Israel's Happiness
Deuteronomy 33:26-29
There is none like to the God of Jeshurun, who rides on the heaven in your help, and in his excellency on the sky.…


A noble climax! The round of blessing has been completed, and the dying lawgiver revels in the thought of the greatness and felicity thence resulting to favored Israel. One by one the tribes have passed before his eye, and he has sketched in outline, not indeed their actual future, but what might have been, what would have been their future, had they remained faithful to their God. The picture is largely an ideal one, though in the after-history of the tribes, in the lots assigned to them in Canaan, in the types of character exhibited by them, in the variety of their callings and destinies - as in the ruins of a temple we may trace something of its original design - we discern the fulfillment of many features of the prophecy. Moses' blessing on the tribes is at once a wish, a prayer, and a prediction: a wish that certain blessings may be theirs; a prayer that the blessings may be given; and a prediction of what, conditionally on obedience, would actually be realized. Reading the blessings, we think, as in the parable, of servants entrusted with certain talents to be used in their Lord's service, but capable of making a bad as well as a good use of them (Matthew 25:14-31). The tribes, speaking generally, used theirs badly, and the blessings were not fulfilled. What applies to the blessing as a whole applies especially to this magnificent concluding passage. It is the ideal, not the actual Israel which stands here before the great lawgiver's eye, and the language applies to the actual, only in so far as it was also the ideal, people of Jehovah. Its full application is to the Church of Christ - the Church catholic and invisible.
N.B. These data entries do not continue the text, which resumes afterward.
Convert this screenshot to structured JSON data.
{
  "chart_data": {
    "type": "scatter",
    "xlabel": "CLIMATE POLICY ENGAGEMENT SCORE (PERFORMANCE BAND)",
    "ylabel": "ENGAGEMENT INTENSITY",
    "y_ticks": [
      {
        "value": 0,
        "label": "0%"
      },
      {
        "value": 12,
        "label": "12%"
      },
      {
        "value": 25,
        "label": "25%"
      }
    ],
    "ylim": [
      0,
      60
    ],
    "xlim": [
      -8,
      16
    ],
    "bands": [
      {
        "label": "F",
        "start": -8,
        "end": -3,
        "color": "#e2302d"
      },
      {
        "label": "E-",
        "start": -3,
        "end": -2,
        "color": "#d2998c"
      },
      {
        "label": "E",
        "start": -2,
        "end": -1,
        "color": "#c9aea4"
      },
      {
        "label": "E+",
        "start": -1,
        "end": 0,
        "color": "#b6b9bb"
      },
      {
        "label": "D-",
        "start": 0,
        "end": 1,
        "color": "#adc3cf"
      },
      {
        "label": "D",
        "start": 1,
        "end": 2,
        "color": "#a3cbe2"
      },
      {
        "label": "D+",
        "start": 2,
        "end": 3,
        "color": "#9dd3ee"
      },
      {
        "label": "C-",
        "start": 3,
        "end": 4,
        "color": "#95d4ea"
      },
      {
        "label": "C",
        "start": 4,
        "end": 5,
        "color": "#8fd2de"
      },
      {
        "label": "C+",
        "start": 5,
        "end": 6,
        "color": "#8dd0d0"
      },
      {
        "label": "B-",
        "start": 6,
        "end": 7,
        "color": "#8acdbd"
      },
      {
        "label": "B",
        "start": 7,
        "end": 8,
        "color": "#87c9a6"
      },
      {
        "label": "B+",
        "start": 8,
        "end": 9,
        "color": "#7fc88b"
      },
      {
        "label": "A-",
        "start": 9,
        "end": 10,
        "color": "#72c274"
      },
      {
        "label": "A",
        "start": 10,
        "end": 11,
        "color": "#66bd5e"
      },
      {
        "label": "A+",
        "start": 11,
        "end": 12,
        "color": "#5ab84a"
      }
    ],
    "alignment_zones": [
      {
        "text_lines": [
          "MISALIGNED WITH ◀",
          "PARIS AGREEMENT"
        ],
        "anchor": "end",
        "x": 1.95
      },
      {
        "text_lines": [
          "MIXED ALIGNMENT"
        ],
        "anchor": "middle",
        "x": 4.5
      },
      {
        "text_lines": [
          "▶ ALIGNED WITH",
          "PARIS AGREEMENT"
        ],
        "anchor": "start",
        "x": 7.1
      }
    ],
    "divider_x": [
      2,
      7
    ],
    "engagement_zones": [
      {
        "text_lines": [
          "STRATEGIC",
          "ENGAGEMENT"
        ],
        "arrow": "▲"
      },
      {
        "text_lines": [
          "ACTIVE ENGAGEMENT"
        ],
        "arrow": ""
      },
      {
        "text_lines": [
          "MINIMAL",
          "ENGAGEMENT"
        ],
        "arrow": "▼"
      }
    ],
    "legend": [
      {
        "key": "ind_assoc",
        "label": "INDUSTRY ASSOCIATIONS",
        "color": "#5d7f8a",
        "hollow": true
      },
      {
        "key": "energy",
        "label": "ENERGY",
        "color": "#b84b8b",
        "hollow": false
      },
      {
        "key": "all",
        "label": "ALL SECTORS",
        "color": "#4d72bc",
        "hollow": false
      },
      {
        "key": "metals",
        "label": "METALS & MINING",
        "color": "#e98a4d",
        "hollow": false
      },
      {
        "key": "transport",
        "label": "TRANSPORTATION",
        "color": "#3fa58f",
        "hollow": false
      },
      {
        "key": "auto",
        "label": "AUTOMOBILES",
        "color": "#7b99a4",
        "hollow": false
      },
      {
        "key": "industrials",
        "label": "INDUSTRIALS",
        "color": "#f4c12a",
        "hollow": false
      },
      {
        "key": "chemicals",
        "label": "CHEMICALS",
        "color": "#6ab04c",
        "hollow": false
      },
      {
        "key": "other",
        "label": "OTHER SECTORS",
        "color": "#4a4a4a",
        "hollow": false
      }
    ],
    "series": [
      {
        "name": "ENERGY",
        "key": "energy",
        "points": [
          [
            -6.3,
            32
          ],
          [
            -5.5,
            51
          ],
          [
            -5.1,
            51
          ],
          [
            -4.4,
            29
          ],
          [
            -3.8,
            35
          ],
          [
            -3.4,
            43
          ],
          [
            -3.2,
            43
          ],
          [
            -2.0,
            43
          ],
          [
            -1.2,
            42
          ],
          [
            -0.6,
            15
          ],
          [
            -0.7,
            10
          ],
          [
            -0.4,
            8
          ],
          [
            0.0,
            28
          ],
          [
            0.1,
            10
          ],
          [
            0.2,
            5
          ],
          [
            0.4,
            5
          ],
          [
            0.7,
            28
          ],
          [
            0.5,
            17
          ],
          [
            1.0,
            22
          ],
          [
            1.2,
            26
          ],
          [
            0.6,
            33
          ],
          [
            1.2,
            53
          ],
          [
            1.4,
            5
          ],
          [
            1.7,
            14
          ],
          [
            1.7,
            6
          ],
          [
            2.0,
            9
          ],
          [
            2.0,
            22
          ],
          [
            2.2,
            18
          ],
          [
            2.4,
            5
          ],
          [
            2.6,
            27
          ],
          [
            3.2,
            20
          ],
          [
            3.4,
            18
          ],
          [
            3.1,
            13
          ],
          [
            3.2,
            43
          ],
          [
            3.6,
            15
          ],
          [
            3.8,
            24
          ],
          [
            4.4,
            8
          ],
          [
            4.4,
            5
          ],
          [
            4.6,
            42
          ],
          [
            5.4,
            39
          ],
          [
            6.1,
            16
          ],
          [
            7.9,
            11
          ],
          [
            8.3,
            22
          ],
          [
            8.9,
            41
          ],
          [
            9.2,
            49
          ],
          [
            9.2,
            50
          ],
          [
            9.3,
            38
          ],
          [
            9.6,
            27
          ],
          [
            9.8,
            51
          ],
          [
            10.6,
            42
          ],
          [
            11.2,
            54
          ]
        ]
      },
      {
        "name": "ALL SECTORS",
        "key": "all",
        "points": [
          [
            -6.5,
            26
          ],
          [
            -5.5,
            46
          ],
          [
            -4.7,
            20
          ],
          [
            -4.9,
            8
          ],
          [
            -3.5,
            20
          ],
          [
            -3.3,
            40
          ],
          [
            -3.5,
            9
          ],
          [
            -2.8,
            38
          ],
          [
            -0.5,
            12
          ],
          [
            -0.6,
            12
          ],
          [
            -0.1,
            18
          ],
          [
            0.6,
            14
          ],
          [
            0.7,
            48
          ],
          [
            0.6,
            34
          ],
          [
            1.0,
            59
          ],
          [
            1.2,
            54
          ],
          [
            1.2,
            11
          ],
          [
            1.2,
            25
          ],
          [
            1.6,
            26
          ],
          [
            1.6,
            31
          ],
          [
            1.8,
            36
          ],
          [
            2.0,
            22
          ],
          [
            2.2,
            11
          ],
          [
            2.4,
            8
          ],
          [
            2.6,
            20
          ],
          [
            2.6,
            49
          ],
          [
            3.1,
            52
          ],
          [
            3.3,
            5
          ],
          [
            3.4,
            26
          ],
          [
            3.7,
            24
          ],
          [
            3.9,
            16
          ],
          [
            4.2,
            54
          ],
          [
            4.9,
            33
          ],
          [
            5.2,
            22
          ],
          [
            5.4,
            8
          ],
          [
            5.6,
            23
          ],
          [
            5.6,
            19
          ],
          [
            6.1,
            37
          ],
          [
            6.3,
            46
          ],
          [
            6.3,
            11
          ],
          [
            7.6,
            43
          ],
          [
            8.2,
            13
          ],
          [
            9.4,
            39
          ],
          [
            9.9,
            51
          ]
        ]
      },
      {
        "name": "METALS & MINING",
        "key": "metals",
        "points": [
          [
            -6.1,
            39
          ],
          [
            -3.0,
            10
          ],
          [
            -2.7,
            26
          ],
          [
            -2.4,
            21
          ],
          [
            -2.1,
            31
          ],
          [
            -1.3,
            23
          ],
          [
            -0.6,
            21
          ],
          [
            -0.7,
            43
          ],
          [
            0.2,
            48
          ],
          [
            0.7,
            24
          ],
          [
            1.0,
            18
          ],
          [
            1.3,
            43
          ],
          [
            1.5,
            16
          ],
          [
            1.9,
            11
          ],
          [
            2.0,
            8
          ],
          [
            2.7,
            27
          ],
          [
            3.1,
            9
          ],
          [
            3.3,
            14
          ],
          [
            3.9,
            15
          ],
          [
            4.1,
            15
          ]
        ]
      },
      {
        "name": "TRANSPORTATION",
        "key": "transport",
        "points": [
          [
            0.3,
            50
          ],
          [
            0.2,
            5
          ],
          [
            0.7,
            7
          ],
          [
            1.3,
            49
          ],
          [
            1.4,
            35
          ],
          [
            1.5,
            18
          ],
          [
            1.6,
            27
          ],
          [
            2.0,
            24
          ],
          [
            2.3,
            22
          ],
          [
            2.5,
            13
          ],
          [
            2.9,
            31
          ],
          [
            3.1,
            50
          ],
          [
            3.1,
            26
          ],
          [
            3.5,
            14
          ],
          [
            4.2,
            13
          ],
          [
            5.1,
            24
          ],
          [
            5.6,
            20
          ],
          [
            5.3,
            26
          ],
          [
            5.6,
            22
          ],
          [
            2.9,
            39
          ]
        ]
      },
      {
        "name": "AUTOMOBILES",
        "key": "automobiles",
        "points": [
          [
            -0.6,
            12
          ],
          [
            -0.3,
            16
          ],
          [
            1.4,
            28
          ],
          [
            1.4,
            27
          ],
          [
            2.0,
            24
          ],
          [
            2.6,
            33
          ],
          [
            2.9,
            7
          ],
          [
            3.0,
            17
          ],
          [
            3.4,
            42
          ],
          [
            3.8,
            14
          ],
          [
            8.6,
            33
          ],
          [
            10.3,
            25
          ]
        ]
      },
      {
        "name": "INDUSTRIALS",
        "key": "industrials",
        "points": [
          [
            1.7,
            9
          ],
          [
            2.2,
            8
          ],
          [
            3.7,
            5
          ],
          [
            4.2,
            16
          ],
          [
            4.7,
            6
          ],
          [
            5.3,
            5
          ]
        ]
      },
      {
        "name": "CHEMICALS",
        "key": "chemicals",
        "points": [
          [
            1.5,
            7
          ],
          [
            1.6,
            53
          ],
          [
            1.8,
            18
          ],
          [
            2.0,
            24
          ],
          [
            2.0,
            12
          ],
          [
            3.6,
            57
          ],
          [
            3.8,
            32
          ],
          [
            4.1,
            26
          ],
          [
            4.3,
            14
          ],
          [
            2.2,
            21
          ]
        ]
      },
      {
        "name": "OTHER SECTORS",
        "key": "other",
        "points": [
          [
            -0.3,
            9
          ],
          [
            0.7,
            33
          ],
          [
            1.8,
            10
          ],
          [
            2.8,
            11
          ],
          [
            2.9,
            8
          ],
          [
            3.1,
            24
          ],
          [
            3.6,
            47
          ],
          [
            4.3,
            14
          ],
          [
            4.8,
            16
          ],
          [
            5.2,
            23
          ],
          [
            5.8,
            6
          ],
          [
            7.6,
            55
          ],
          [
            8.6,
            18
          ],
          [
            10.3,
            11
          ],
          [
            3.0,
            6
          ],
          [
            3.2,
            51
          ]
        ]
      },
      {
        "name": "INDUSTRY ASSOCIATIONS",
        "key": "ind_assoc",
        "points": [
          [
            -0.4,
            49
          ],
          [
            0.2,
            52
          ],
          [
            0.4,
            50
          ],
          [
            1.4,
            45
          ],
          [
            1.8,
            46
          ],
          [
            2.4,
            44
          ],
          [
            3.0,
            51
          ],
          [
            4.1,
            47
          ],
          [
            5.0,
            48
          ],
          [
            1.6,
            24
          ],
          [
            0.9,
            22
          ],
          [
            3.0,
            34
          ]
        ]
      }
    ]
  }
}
I. THE BASIS OF ISRAEL'S HAPPINESS, viz. the relation which the tribes sustained to the eternal God. He was the God of Jeshurun - of the righteous people. He was a God bound to them by covenant. They had been saved by him. He was their changeless Dwelling-place, Defender, and Support. All power in heaven and earth was at their service, and engaged for their defense. They had nothing to fear with a Protector so almighty; they had everything to hope for from one so able to save and bless. Precisely similar is the relation of God in Christ to the Church of believers.

II. THE GREATNESS OF IT.

1. Complete as regards its elements. No element of good a-wanting. Rising from natural blessings, and safety and protection against enemies, they had also, in the favor of God and communion with him, every pledge of spiritual blessing.

2. Permanent. Enduring as the eternal God.

3. Exalting and ennobling to the soul of its possessor. Such a relation to God as Israel sustained should have wrought in the people, did in part work in them, a surpassing elevation of consciousness; was fitted to raise thought and feeling to the pitch of sublimity; should have made of them a great nation, in the best sense of the words, a nation great in thought, aspiration, and endeavor - heroically great. A like elevation of spirit should characterize the people of Christ. - J.O.



Parallel Verses
KJV: There is none like unto the God of Jeshurun, who rideth upon the heaven in thy help, and in his excellency on the sky.

WEB: "There is none like God, Jeshurun, who rides on the heavens for your help, In his excellency on the skies.